The Police Department was authorized in 2008 to purchase “a hazardous duty robot and accessories” from Northrop Grumman subsidiary Remotec for $207,671, according to a Dallas City Council document. In June 2015, after a police sniper shot and killed a suspect who had opened fire on department headquarters, police fired a shotgun mounted to a robot to try to open the door of a van carrying explosives.
Arthur Holland Michel, co-director of the Center for the Study of the Drone at Bard College in New York, said the lethal use of a robot is likely going to draw a lot of attention from law enforcement.
He said the MARCbot, which is primarily designed for delivering a remote view in life-threatening instances and handling live ordinance, has been jury-rigged by troops in Iraq to attack targets with mines.
At about 19 inches wide and 13 inches tall, the MARCbot is small and relatively inexpensive.

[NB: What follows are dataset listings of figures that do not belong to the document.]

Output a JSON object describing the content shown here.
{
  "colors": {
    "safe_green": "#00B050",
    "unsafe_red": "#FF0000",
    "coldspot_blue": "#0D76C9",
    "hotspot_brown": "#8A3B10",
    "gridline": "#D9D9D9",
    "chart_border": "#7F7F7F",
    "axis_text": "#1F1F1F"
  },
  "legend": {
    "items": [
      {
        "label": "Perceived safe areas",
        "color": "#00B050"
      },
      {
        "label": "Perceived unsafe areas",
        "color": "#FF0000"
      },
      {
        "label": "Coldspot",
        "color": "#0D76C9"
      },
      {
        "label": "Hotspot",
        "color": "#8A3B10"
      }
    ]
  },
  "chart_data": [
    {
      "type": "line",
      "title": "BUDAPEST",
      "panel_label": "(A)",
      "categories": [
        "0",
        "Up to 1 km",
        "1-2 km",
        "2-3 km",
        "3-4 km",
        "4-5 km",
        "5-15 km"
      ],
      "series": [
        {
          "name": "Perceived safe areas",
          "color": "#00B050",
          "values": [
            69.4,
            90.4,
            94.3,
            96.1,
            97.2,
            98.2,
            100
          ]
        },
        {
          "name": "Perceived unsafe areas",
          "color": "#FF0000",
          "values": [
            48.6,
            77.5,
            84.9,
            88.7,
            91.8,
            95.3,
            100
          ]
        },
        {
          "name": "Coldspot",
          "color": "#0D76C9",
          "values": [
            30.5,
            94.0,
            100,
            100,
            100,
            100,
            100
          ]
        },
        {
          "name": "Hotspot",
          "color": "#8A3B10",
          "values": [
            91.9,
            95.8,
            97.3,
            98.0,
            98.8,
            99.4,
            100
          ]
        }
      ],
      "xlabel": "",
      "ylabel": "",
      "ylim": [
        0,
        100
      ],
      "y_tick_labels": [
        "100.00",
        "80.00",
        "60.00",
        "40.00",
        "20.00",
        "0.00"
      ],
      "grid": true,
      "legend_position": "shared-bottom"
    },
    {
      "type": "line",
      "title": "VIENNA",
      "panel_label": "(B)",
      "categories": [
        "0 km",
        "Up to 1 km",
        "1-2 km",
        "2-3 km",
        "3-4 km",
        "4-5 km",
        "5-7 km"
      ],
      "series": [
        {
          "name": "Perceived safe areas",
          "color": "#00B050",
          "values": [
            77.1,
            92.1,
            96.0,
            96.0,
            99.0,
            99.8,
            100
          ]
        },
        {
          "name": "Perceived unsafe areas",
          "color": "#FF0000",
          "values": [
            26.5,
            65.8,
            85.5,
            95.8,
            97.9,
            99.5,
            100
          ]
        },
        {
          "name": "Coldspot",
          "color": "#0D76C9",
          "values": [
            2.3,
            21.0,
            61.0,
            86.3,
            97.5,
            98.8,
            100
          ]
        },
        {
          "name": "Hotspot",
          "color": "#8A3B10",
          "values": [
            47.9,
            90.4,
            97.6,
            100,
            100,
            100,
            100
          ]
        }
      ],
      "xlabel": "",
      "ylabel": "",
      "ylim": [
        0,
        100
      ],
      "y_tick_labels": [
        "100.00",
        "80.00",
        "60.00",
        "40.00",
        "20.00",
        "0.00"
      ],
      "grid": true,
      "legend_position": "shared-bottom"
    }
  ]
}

Short for Multifunction, Agile, Remote-Controlled Robot, the device is made by Exponent Inc., an engineering and research firm in Menlo Park, Calif.

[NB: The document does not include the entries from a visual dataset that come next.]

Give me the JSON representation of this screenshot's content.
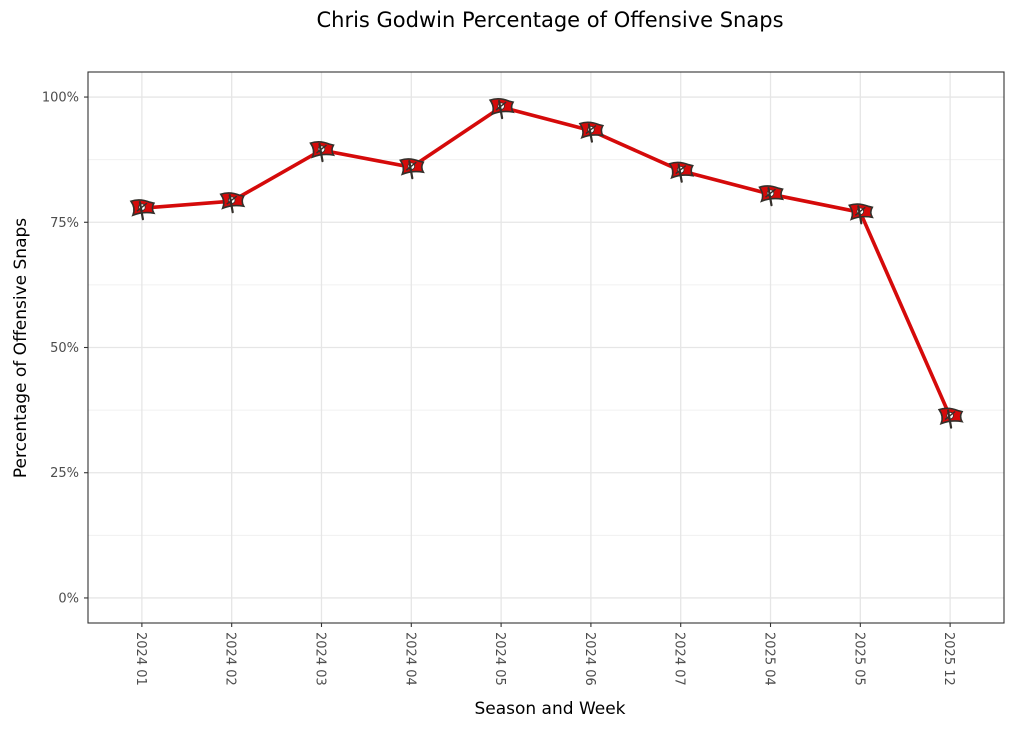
{
  "chart_data": {
    "type": "line",
    "title": "Chris Godwin Percentage of Offensive Snaps",
    "xlabel": "Season and Week",
    "ylabel": "Percentage of Offensive Snaps",
    "categories": [
      "2024 01",
      "2024 02",
      "2024 03",
      "2024 04",
      "2024 05",
      "2024 06",
      "2024 07",
      "2025 04",
      "2025 05",
      "2025 12"
    ],
    "series": [
      {
        "values": [
          0.778,
          0.792,
          0.894,
          0.86,
          0.98,
          0.933,
          0.853,
          0.806,
          0.77,
          0.362
        ]
      }
    ],
    "ylim": [
      -0.05,
      1.05
    ],
    "yticks": [
      0,
      0.25,
      0.5,
      0.75,
      1.0
    ],
    "ytick_labels": [
      "0%",
      "25%",
      "50%",
      "75%",
      "100%"
    ],
    "grid": true,
    "line_color": "#d50a0a",
    "marker": "buccaneers-flag-logo",
    "marker_colors": {
      "flag": "#d50a0a",
      "pole": "#34302b",
      "skull": "#ffffff"
    }
  }
}
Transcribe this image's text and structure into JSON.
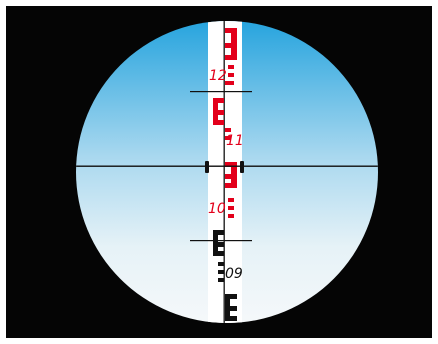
{
  "colors": {
    "surround": "#050505",
    "sky_top": "#2aa8e0",
    "sky_bottom": "#f4f8fa",
    "staff_face": "#ffffff",
    "red_graduation": "#e3001b",
    "black_graduation": "#111111",
    "crosshair": "#111111"
  },
  "staff": {
    "labels": [
      {
        "id": "12",
        "text": "12",
        "color": "red"
      },
      {
        "id": "11",
        "text": "11",
        "color": "red"
      },
      {
        "id": "10",
        "text": "10",
        "color": "red"
      },
      {
        "id": "09",
        "text": "09",
        "color": "black"
      }
    ]
  }
}
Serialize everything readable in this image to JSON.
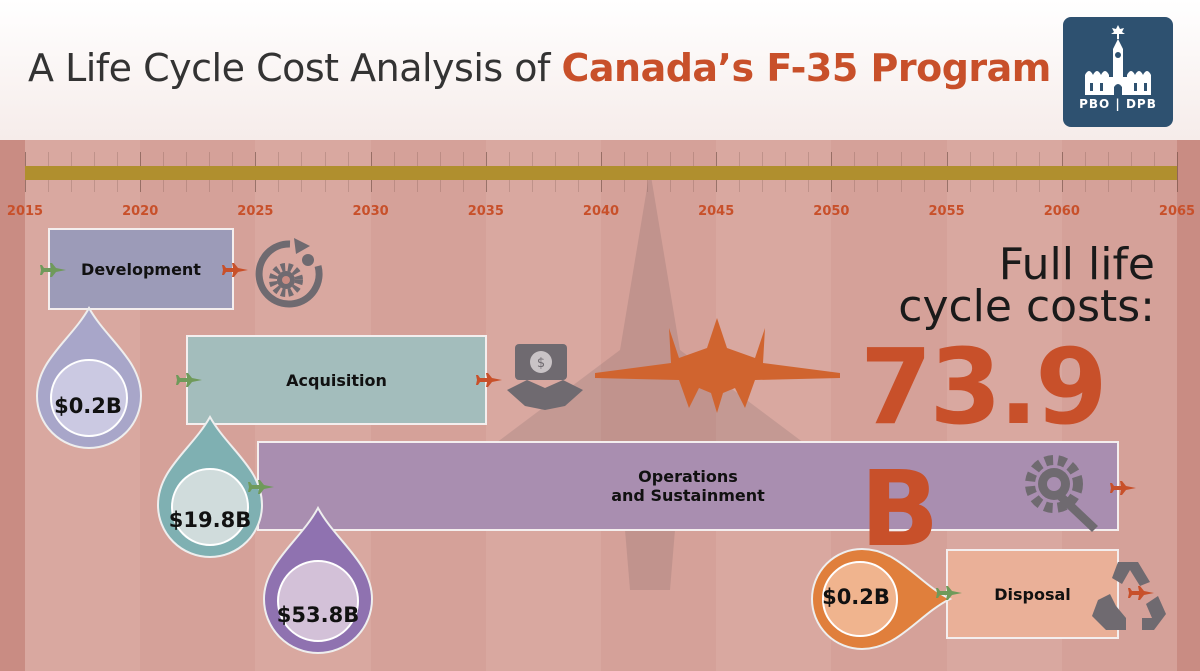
{
  "header": {
    "title_prefix": "A Life Cycle Cost Analysis of ",
    "title_highlight": "Canada’s F-35 Program",
    "logo_text": "PBO | DPB"
  },
  "timeline": {
    "years": [
      "2015",
      "2020",
      "2025",
      "2030",
      "2035",
      "2040",
      "2045",
      "2050",
      "2055",
      "2060",
      "2065"
    ]
  },
  "phases": {
    "development": {
      "label": "Development",
      "cost": "$0.2B",
      "start": 2016,
      "end": 2024
    },
    "acquisition": {
      "label": "Acquisition",
      "cost": "$19.8B",
      "start": 2022,
      "end": 2035
    },
    "operations": {
      "label_line1": "Operations",
      "label_line2": "and Sustainment",
      "cost": "$53.8B",
      "start": 2025,
      "end": 2062
    },
    "disposal": {
      "label": "Disposal",
      "cost": "$0.2B",
      "start": 2055,
      "end": 2062
    }
  },
  "summary": {
    "line1": "Full life",
    "line2": "cycle costs:",
    "total": "73.9 B"
  },
  "colors": {
    "accent": "#c8502a",
    "timeline_bar": "#b08f2e",
    "logo_bg": "#2e5170"
  }
}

Holland Michel said police departments have been using robots for years. They were deployed at the World Trade Center after the Sept. 11 attacks. Their popularity increased with the aid of the Pentagon’s surplus program, he said, saying the program has provided police with at least 400 robots nationwide.
As far as ethical problems, Holland Michel said: “These robots are not autonomous. They do not make decisions on their own. They are sophisticated remote-control systems.”

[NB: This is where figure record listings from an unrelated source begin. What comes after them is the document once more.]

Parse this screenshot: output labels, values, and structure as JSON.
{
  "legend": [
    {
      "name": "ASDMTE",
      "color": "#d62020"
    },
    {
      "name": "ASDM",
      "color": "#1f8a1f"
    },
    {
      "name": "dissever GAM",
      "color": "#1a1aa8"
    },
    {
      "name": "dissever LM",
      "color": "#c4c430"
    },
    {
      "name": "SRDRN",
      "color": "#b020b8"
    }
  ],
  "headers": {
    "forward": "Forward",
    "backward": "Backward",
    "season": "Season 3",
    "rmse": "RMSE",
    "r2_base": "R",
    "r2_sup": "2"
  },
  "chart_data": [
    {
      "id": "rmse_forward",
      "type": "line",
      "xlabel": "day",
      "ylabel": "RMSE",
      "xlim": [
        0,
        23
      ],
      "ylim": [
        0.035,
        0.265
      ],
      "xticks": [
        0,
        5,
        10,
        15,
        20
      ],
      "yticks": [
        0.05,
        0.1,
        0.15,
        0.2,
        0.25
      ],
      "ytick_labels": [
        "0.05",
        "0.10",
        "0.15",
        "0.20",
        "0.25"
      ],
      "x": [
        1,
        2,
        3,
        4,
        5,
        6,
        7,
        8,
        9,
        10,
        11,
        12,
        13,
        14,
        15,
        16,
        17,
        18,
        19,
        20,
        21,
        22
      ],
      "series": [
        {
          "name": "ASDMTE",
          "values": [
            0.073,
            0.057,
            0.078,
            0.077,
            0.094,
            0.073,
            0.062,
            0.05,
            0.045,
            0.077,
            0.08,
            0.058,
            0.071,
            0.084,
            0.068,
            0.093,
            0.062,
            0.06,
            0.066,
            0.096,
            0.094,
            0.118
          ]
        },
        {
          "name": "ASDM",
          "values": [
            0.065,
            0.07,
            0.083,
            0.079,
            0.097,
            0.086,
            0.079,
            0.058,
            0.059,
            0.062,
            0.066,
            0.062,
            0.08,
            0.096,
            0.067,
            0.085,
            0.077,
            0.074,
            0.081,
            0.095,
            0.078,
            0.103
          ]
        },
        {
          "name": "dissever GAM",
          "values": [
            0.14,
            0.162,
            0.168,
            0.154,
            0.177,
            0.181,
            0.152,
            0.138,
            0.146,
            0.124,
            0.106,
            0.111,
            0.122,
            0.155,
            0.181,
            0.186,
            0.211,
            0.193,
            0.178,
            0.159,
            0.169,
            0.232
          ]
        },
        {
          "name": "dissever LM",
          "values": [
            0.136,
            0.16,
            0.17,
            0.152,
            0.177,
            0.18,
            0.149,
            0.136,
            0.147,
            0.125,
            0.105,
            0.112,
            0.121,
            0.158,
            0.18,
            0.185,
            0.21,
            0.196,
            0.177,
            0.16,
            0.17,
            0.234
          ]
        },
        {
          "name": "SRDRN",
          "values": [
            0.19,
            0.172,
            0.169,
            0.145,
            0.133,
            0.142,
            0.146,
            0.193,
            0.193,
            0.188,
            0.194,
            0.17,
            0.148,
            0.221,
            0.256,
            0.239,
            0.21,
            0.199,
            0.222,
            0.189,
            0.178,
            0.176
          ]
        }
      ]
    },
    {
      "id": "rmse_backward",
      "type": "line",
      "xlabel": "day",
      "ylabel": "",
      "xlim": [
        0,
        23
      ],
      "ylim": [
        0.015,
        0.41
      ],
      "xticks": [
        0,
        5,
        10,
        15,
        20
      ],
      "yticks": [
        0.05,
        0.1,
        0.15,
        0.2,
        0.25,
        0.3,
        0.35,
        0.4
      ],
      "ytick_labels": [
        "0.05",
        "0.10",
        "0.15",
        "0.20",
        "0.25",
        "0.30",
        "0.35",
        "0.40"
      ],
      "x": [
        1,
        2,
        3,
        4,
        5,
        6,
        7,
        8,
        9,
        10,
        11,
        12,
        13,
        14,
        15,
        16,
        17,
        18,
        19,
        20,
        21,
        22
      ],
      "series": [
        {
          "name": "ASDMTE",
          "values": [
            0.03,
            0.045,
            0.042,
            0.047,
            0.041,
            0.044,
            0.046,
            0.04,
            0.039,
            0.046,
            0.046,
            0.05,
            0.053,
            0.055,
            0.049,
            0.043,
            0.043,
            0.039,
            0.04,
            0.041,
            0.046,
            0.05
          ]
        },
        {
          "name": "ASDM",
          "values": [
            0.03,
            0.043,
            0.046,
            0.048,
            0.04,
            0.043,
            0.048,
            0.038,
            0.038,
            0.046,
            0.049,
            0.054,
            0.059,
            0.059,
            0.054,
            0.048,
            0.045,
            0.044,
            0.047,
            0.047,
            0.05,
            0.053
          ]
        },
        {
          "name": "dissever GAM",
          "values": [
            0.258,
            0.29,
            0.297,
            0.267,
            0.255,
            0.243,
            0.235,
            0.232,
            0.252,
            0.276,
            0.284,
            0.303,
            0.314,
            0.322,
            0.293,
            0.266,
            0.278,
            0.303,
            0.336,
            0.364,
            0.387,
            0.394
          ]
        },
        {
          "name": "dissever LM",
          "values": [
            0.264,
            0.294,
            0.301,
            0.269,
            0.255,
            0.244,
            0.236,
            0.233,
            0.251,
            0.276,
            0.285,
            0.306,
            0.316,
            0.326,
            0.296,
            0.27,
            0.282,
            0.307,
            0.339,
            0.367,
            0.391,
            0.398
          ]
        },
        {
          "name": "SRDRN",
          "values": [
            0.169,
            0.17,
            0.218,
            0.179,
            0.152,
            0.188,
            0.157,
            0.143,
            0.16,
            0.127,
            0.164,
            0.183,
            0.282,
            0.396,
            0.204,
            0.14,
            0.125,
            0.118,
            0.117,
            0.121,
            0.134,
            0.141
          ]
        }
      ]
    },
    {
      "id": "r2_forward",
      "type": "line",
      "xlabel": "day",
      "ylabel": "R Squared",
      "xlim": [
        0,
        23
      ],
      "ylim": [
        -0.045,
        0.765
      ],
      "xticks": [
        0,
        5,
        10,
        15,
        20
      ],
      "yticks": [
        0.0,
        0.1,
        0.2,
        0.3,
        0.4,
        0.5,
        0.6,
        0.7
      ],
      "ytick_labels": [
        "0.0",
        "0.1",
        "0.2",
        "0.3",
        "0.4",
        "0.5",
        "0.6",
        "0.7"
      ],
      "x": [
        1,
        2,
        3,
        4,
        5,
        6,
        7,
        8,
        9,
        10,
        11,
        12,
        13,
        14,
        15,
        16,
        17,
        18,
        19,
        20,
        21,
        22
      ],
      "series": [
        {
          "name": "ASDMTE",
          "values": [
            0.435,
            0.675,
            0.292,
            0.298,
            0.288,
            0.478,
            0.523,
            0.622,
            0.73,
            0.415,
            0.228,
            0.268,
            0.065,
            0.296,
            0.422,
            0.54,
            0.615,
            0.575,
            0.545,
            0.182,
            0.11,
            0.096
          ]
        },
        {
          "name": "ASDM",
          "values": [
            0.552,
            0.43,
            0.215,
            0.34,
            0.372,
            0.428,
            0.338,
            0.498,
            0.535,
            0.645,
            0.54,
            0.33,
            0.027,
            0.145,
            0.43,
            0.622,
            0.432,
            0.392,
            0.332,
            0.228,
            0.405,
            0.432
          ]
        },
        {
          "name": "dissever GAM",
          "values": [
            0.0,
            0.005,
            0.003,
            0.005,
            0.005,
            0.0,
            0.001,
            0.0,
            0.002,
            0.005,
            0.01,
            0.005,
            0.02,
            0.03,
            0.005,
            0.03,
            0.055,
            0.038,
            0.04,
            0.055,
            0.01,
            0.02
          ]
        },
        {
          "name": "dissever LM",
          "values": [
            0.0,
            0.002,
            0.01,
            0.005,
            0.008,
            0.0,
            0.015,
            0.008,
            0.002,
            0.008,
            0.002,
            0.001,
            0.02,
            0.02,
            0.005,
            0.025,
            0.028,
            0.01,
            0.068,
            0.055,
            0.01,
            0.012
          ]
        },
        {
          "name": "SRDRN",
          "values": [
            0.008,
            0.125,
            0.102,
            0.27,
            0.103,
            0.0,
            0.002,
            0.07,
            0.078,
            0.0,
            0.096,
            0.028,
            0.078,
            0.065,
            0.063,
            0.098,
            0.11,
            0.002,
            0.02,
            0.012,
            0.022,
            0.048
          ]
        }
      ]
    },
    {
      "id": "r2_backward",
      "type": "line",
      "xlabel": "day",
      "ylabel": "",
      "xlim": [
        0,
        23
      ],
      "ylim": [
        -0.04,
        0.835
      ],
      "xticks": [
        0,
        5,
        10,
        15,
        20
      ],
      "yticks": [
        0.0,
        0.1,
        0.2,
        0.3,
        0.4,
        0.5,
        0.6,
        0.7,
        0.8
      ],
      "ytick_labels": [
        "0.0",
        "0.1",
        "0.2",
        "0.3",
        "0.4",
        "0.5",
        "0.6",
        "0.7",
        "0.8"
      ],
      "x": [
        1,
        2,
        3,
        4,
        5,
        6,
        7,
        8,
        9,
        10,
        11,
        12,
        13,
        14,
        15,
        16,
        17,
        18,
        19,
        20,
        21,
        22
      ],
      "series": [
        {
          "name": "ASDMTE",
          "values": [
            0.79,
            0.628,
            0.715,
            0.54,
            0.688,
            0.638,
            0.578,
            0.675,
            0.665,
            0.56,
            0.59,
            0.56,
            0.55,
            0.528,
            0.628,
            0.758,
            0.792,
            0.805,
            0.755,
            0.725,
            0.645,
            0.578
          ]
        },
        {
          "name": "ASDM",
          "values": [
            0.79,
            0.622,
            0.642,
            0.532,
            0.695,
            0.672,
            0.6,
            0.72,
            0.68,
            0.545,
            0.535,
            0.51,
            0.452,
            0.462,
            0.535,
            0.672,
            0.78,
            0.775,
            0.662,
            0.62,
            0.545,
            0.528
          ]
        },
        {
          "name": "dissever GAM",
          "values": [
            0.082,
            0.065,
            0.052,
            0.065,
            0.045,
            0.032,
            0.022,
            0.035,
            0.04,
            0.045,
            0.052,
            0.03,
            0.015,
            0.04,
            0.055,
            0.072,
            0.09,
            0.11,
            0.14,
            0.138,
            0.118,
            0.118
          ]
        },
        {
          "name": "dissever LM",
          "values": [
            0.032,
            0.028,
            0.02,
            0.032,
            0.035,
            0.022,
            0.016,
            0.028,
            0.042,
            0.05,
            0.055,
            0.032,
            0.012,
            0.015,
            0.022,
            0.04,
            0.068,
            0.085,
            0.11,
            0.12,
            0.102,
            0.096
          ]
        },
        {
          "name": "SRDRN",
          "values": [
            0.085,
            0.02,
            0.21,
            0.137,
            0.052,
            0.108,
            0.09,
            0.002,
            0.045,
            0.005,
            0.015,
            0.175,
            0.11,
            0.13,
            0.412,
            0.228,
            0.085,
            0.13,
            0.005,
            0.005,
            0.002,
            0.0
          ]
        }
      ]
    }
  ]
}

Ed Obayashi, a police officer and attorney who serves as a legal advisor to several law enforcement agencies on force issues, said Dallas police would have considered and dismissed other options — such as snipers firing from a rooftop or helicopter — before arming a robot with an explosive.
While the gambit spared officers from having to make a more traditional assault on Johnson, the trade-off was an element of unpredictability in the size and force of the explosion, its impact on Johnson and the risk of shrapnel possibly hitting officers.
“It’s a tactic of last resort,” he said.
Johnson’s claim that he had planted explosives throughout the garage created limited options for police significantly, Obayashi said. Police had to assume Johnson had set out explosives around him, and he already had proved his willingness to kill cops.
Obayashi said SWAT teams from large police departments train to use robots to kill. He was unaware of whether Dallas SWAT officers had practiced the maneuver, but speculated that they had.
“This is a highly risky tactic. You’re not going to just improvise and see how it goes.”
Although it is an unusual tactic, police have used robots during armed standoffs before. In April 2011, police in Blountville, Tenn., chased a murder suspect to a double-wide trailer. During the ensuing confrontation, police rolled a bomb squad robot into the trailer and had it detonate a tear gas grenade, according to a police incident report released to the Bristol Herald Courier newspaper. The explosion started a fire and the suspect escaped before turning himself in two days later.
In November 2014, a SWAT team in Albuquerque, N.M., requested “robot assistance” to subdue an armed suspect barricaded inside a motel room. “The Bomb Squad robot was able to deploy chemical munitions into the subject’s motel room, which led to the subject’s surrender,” according to the Albuquerque Police Department’s description of the incident.
“The use of robots is widespread on the military side and increasing on the civilian side – and it’s not just law enforcement,” said Peter W. Singer, a fellow at the nonpartisan New America Foundation and author of “Wired for War.” “It’s no longer the stuff of science fiction.”